外国人技能実習生は、海外からの貴重な戦力として多様な職種で受け入れられています。
実習可能な職種は、2020年2月時点で82職種、146作業。

この実習職種・作業は入国前に決められており、それ以外の職種へ移動することはできないのが基本ですが、職種によっては多能工の技能実習のため。
複数の作業を実習することは可能です。

ここでは、複数作業の技能実習を行うための要件についてご説明いたします。
必要要件を満たせば、2~3種類の実習を同時に行うことができるんです。

必要と認められれば関連する2~3種類の作業がOK

技能実習制度においては、「多能工の養成」などを目的として、関連する複数の作業を組み合わせた実習を行うことが可能になっています。
組み合わせられる作業はメインとサブの2種類が基本で、多くても3種類までです。

ただし、どんな種類の作業を組み合わせてもいいかわけでなく、以下のように条件が決まっています。

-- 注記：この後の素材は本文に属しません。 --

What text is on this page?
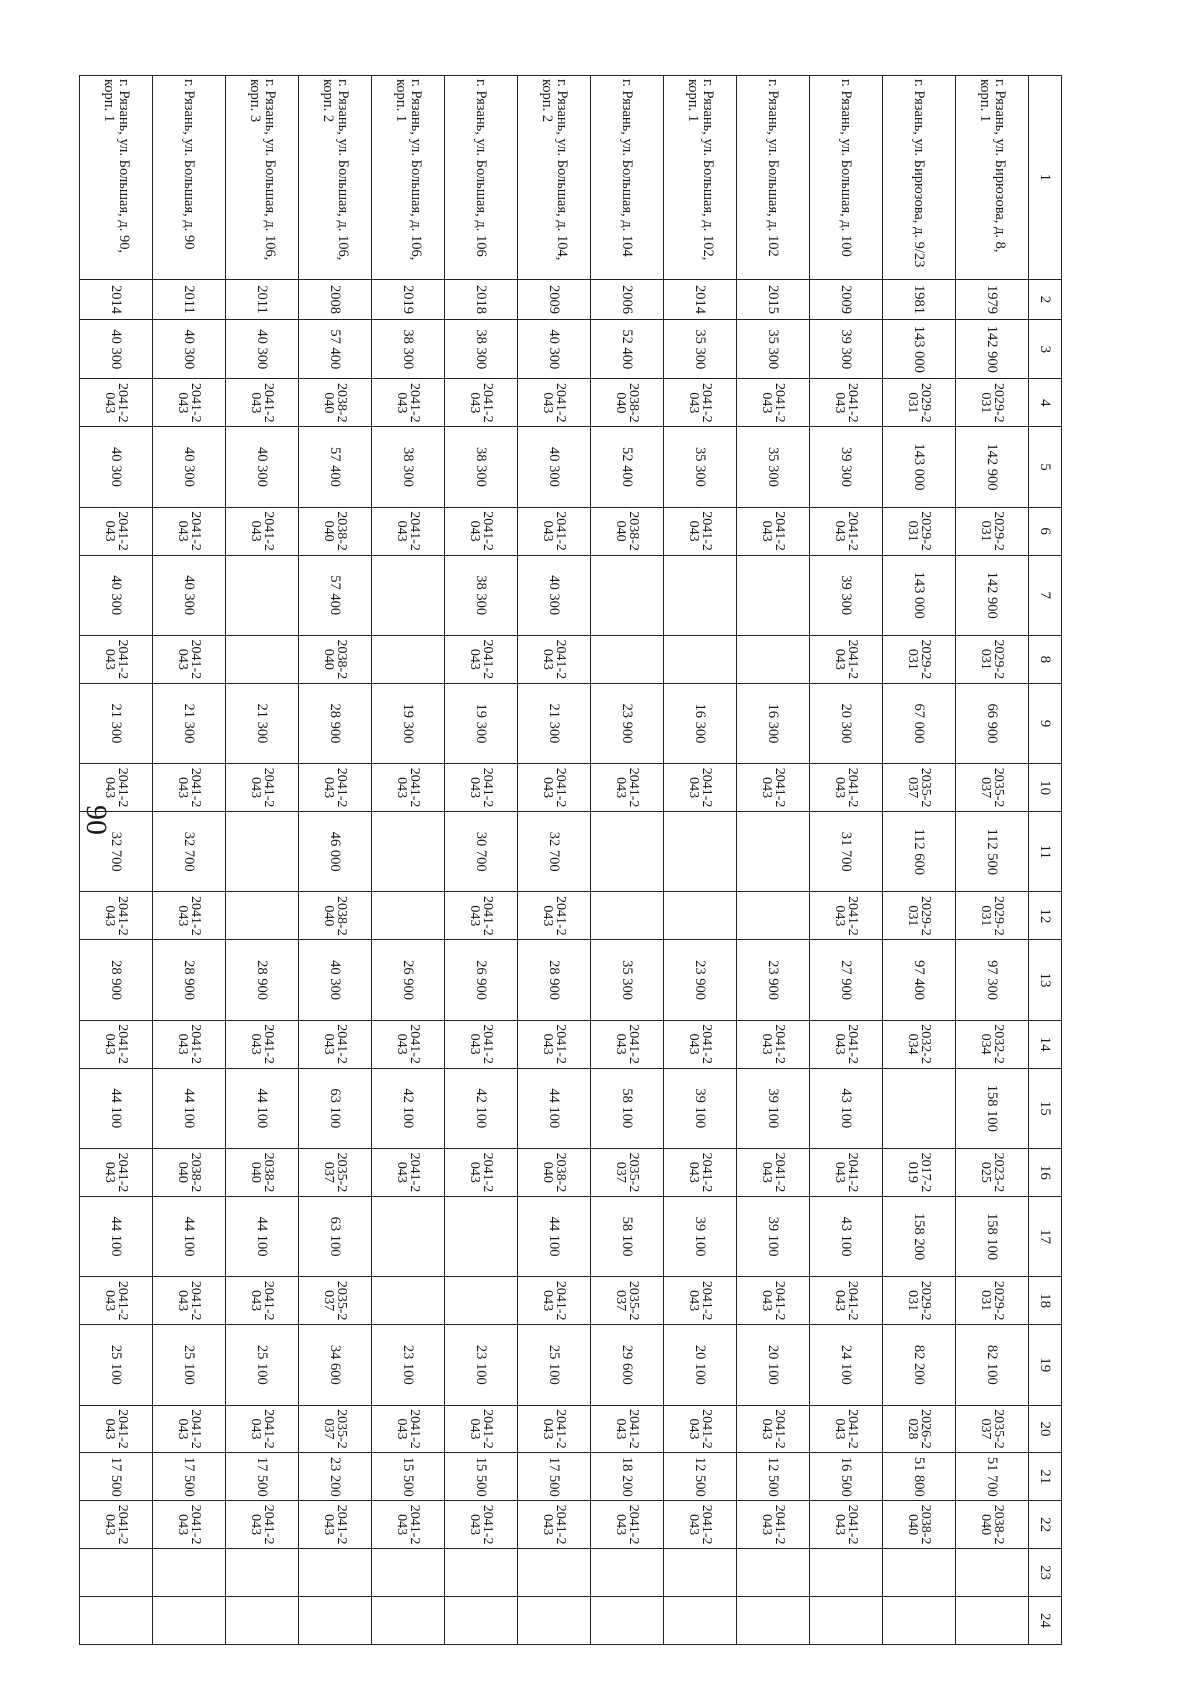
90
1	2	3	4	5	6	7	8	9	10	11	12	13	14	15	16	17	18	19	20	21	22	23	24
г. Рязань, ул. Бирюзова, д. 8, корп. 1	1979	142 900	2029-2031	142 900	2029-2031	142 900	2029-2031	66 900	2035-2037	112 500	2029-2031	97 300	2032-2034	158 100	2023-2025	158 100	2029-2031	82 100	2035-2037	51 700	2038-2040		
г. Рязань, ул. Бирюзова, д. 9/23	1981	143 000	2029-2031	143 000	2029-2031	143 000	2029-2031	67 000	2035-2037	112 600	2029-2031	97 400	2032-2034		2017-2019	158 200	2029-2031	82 200	2026-2028	51 800	2038-2040		
г. Рязань, ул. Большая, д. 100	2009	39 300	2041-2043	39 300	2041-2043	39 300	2041-2043	20 300	2041-2043	31 700	2041-2043	27 900	2041-2043	43 100	2041-2043	43 100	2041-2043	24 100	2041-2043	16 500	2041-2043		
г. Рязань, ул. Большая, д. 102	2015	35 300	2041-2043	35 300	2041-2043			16 300	2041-2043			23 900	2041-2043	39 100	2041-2043	39 100	2041-2043	20 100	2041-2043	12 500	2041-2043		
г. Рязань, ул. Большая, д. 102, корп. 1	2014	35 300	2041-2043	35 300	2041-2043			16 300	2041-2043			23 900	2041-2043	39 100	2041-2043	39 100	2041-2043	20 100	2041-2043	12 500	2041-2043		
г. Рязань, ул. Большая, д. 104	2006	52 400	2038-2040	52 400	2038-2040			23 900	2041-2043			35 300	2041-2043	58 100	2035-2037	58 100	2035-2037	29 600	2041-2043	18 200	2041-2043		
г. Рязань, ул. Большая, д. 104, корп. 2	2009	40 300	2041-2043	40 300	2041-2043	40 300	2041-2043	21 300	2041-2043	32 700	2041-2043	28 900	2041-2043	44 100	2038-2040	44 100	2041-2043	25 100	2041-2043	17 500	2041-2043		
г. Рязань, ул. Большая, д. 106	2018	38 300	2041-2043	38 300	2041-2043	38 300	2041-2043	19 300	2041-2043	30 700	2041-2043	26 900	2041-2043	42 100	2041-2043			23 100	2041-2043	15 500	2041-2043		
г. Рязань, ул. Большая, д. 106, корп. 1	2019	38 300	2041-2043	38 300	2041-2043			19 300	2041-2043			26 900	2041-2043	42 100	2041-2043			23 100	2041-2043	15 500	2041-2043		
г. Рязань, ул. Большая, д. 106, корп. 2	2008	57 400	2038-2040	57 400	2038-2040	57 400	2038-2040	28 900	2041-2043	46 000	2038-2040	40 300	2041-2043	63 100	2035-2037	63 100	2035-2037	34 600	2035-2037	23 200	2041-2043		
г. Рязань, ул. Большая, д. 106, корп. 3	2011	40 300	2041-2043	40 300	2041-2043			21 300	2041-2043			28 900	2041-2043	44 100	2038-2040	44 100	2041-2043	25 100	2041-2043	17 500	2041-2043		
г. Рязань, ул. Большая, д. 90	2011	40 300	2041-2043	40 300	2041-2043	40 300	2041-2043	21 300	2041-2043	32 700	2041-2043	28 900	2041-2043	44 100	2038-2040	44 100	2041-2043	25 100	2041-2043	17 500	2041-2043		
г. Рязань, ул. Большая, д. 90, корп. 1	2014	40 300	2041-2043	40 300	2041-2043	40 300	2041-2043	21 300	2041-2043	32 700	2041-2043	28 900	2041-2043	44 100	2041-2043	44 100	2041-2043	25 100	2041-2043	17 500	2041-2043		
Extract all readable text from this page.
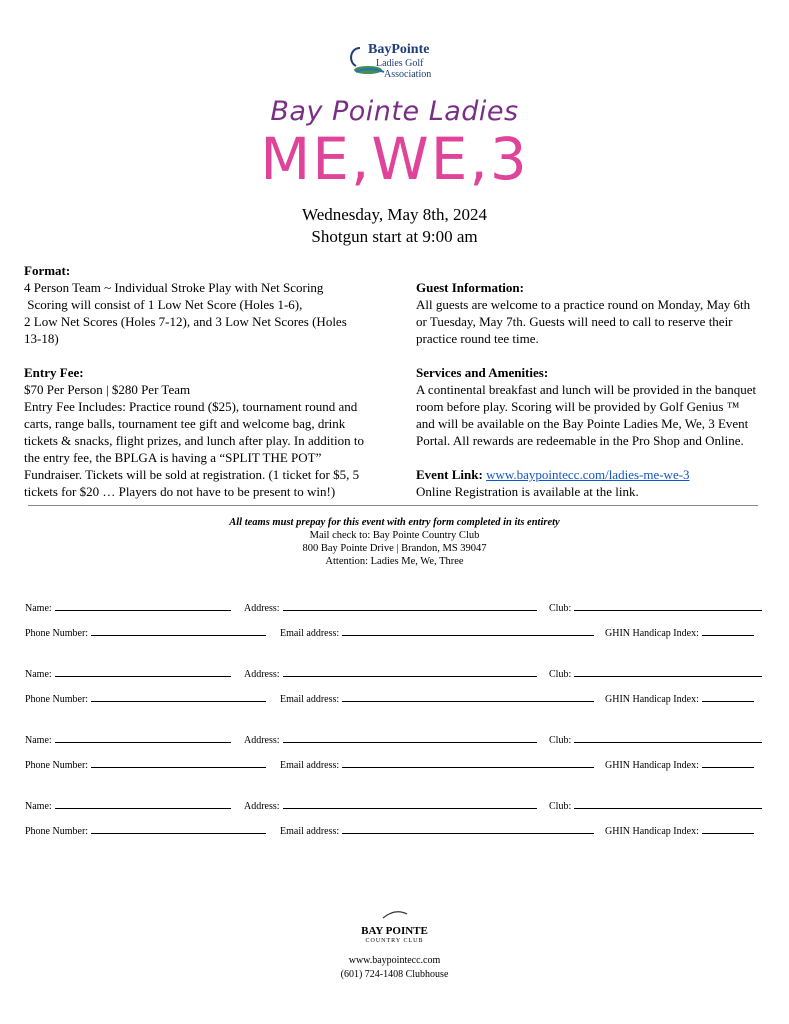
BayPointe
Ladies Golf
Association
Bay Pointe Ladies
ME,WE,3
Wednesday, May 8th, 2024
Shotgun start at 9:00 am

Format:

4 Person Team ~ Individual Stroke Play with Net Scoring

Scoring will consist of 1 Low Net Score (Holes 1-6),

2 Low Net Scores (Holes 7-12), and 3 Low Net Scores (Holes

13-18)

Entry Fee:

$70 Per Person | $280 Per Team

Entry Fee Includes: Practice round ($25), tournament round and

carts, range balls, tournament tee gift and welcome bag, drink

tickets & snacks, flight prizes, and lunch after play. In addition to

the entry fee, the BPLGA is having a “SPLIT THE POT”

Fundraiser. Tickets will be sold at registration. (1 ticket for $5, 5

tickets for $20 … Players do not have to be present to win!)

Guest Information:

All guests are welcome to a practice round on Monday, May 6th

or Tuesday, May 7th. Guests will need to call to reserve their

practice round tee time.

Services and Amenities:

A continental breakfast and lunch will be provided in the banquet

room before play. Scoring will be provided by Golf Genius ™

and will be available on the Bay Pointe Ladies Me, We, 3 Event

Portal. All rewards are redeemable in the Pro Shop and Online.

Event Link: www.baypointecc.com/ladies-me-we-3

Online Registration is available at the link.

All teams must prepay for this event with entry form completed in its entirety
Mail check to: Bay Pointe Country Club
800 Bay Pointe Drive | Brandon, MS 39047
Attention: Ladies Me, We, Three
Name:	Address:	Club:
Phone Number:	Email address:	GHIN Handicap Index:
Name:	Address:	Club:
Phone Number:	Email address:	GHIN Handicap Index:
Name:	Address:	Club:
Phone Number:	Email address:	GHIN Handicap Index:
Name:	Address:	Club:
Phone Number:	Email address:	GHIN Handicap Index:
BAY POINTE
COUNTRY CLUB
www.baypointecc.com
(601) 724-1408 Clubhouse
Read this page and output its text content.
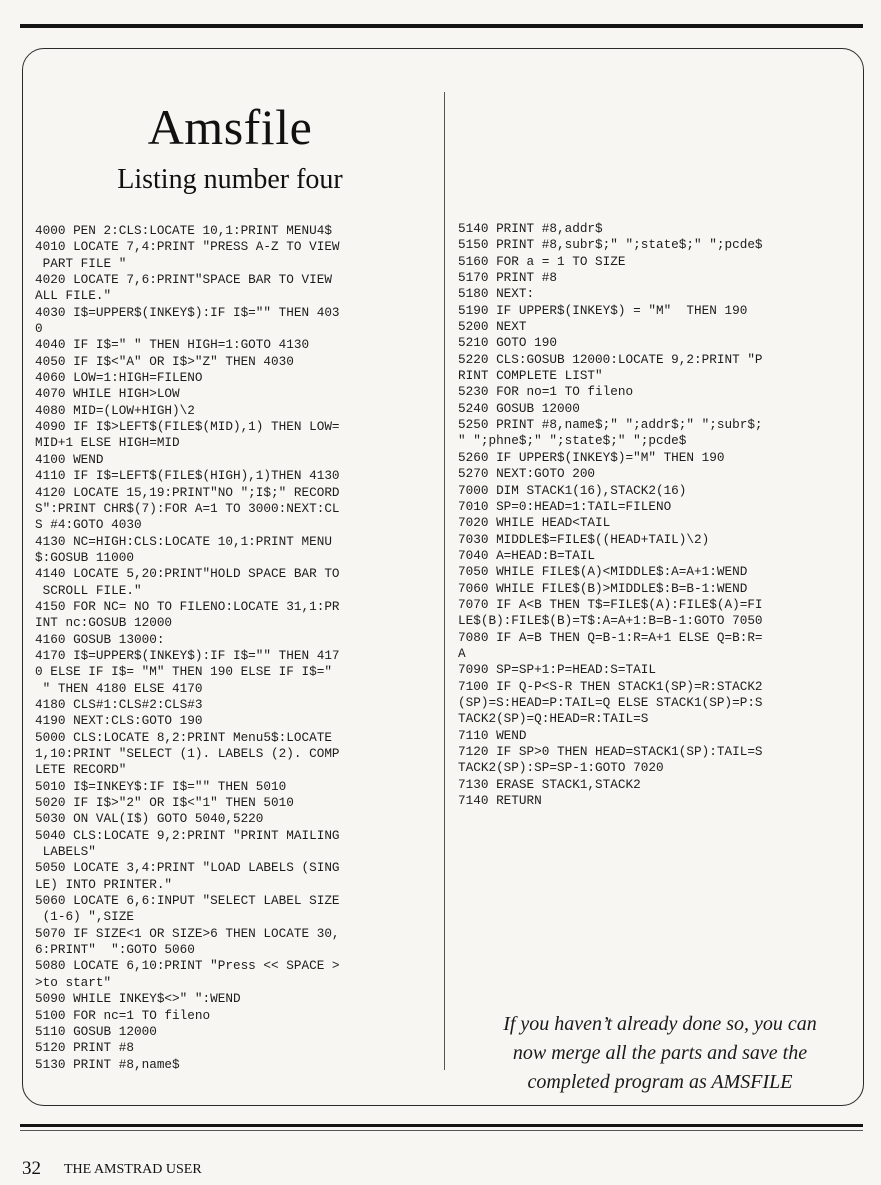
Amsfile
Listing number four
4000 PEN 2:CLS:LOCATE 10,1:PRINT MENU4$
4010 LOCATE 7,4:PRINT "PRESS A-Z TO VIEW
PART FILE "
4020 LOCATE 7,6:PRINT"SPACE BAR TO VIEW
ALL FILE."
4030 I$=UPPER$(INKEY$):IF I$="" THEN 403
0
4040 IF I$=" " THEN HIGH=1:GOTO 4130
4050 IF I$<"A" OR I$>"Z" THEN 4030
4060 LOW=1:HIGH=FILENO
4070 WHILE HIGH>LOW
4080 MID=(LOW+HIGH)\2
4090 IF I$>LEFT$(FILE$(MID),1) THEN LOW=
MID+1 ELSE HIGH=MID
4100 WEND
4110 IF I$=LEFT$(FILE$(HIGH),1)THEN 4130
4120 LOCATE 15,19:PRINT"NO ";I$;" RECORD
S":PRINT CHR$(7):FOR A=1 TO 3000:NEXT:CL
S #4:GOTO 4030
4130 NC=HIGH:CLS:LOCATE 10,1:PRINT MENU
$:GOSUB 11000
4140 LOCATE 5,20:PRINT"HOLD SPACE BAR TO
SCROLL FILE."
4150 FOR NC= NO TO FILENO:LOCATE 31,1:PR
INT nc:GOSUB 12000
4160 GOSUB 13000:
4170 I$=UPPER$(INKEY$):IF I$="" THEN 417
0 ELSE IF I$= "M" THEN 190 ELSE IF I$="
" THEN 4180 ELSE 4170
4180 CLS#1:CLS#2:CLS#3
4190 NEXT:CLS:GOTO 190
5000 CLS:LOCATE 8,2:PRINT Menu5$:LOCATE
1,10:PRINT "SELECT (1). LABELS (2). COMP
LETE RECORD"
5010 I$=INKEY$:IF I$="" THEN 5010
5020 IF I$>"2" OR I$<"1" THEN 5010
5030 ON VAL(I$) GOTO 5040,5220
5040 CLS:LOCATE 9,2:PRINT "PRINT MAILING
LABELS"
5050 LOCATE 3,4:PRINT "LOAD LABELS (SING
LE) INTO PRINTER."
5060 LOCATE 6,6:INPUT "SELECT LABEL SIZE
(1-6) ",SIZE
5070 IF SIZE<1 OR SIZE>6 THEN LOCATE 30,
6:PRINT"  ":GOTO 5060
5080 LOCATE 6,10:PRINT "Press << SPACE >
>to start"
5090 WHILE INKEY$<>" ":WEND
5100 FOR nc=1 TO fileno
5110 GOSUB 12000
5120 PRINT #8
5130 PRINT #8,name$
5140 PRINT #8,addr$
5150 PRINT #8,subr$;" ";state$;" ";pcde$
5160 FOR a = 1 TO SIZE
5170 PRINT #8
5180 NEXT:
5190 IF UPPER$(INKEY$) = "M"  THEN 190
5200 NEXT
5210 GOTO 190
5220 CLS:GOSUB 12000:LOCATE 9,2:PRINT "P
RINT COMPLETE LIST"
5230 FOR no=1 TO fileno
5240 GOSUB 12000
5250 PRINT #8,name$;" ";addr$;" ";subr$;
" ";phne$;" ";state$;" ";pcde$
5260 IF UPPER$(INKEY$)="M" THEN 190
5270 NEXT:GOTO 200
7000 DIM STACK1(16),STACK2(16)
7010 SP=0:HEAD=1:TAIL=FILENO
7020 WHILE HEAD<TAIL
7030 MIDDLE$=FILE$((HEAD+TAIL)\2)
7040 A=HEAD:B=TAIL
7050 WHILE FILE$(A)<MIDDLE$:A=A+1:WEND
7060 WHILE FILE$(B)>MIDDLE$:B=B-1:WEND
7070 IF A<B THEN T$=FILE$(A):FILE$(A)=FI
LE$(B):FILE$(B)=T$:A=A+1:B=B-1:GOTO 7050
7080 IF A=B THEN Q=B-1:R=A+1 ELSE Q=B:R=
A
7090 SP=SP+1:P=HEAD:S=TAIL
7100 IF Q-P<S-R THEN STACK1(SP)=R:STACK2
(SP)=S:HEAD=P:TAIL=Q ELSE STACK1(SP)=P:S
TACK2(SP)=Q:HEAD=R:TAIL=S
7110 WEND
7120 IF SP>0 THEN HEAD=STACK1(SP):TAIL=S
TACK2(SP):SP=SP-1:GOTO 7020
7130 ERASE STACK1,STACK2
7140 RETURN
If you haven’t already done so, you can
now merge all the parts and save the
completed program as AMSFILE
32 THE AMSTRAD USER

1.複数で行う職種および作業が、それぞれ移行対象職種・作業にふくまれていること
2.複数の職種および作業に関係する技術などが相互に関連していて、複数実習をおこなう理由が十分あること

つまり「複数実習が必要」という合理的な理由があれば、関連する作業などを増やして実習することは可能なのです。

副の作業については、技能検定に合格しなくてもいい

ここで気になるのは「複数の技能実習=複数の技能検定の合格が必要か?」という点です。
これについては「主たる職種・作業」の技能検定合格は必須ですが、副となる作業については「具体的な作業ができるレベルに到達していればいい」ということになっており、必ずしも複数の技能検定に合格する必要はありません。

外国からやってきた技能実習生にとっては、ひとつの技能検定に合格するだけでも多大な負担になります。
メイン作業の検定合格だけでよければ、実習生にとっても複数の作業実習をおこなう利点は大きいのです。

またサブの作業については、実習生ごとに作成する「技能実習の内容」において「本国に帰国後、習得した技能を要する業務につくことが予定されている」という要件をみたす必要もありません。
あくまでも「サブ・従」の内容の作業実習なのです。

指導の時間等が増えるが、企業・実習生の利点は大きい

複数作業の実習では指導の時間も増えます。
またメインの実習作業とサブの作業のあいだで適切な時間配分が必要ですし、実習生がそれぞれの業務内容を理解できるように支援しなければなりません。

それでも関連する複数の作業を実習できれば、企業・技能実習生双方にとってメリットも多々あります。
実習の効率化をはかるため、複数作業の実習を検討してはいかがでしょう。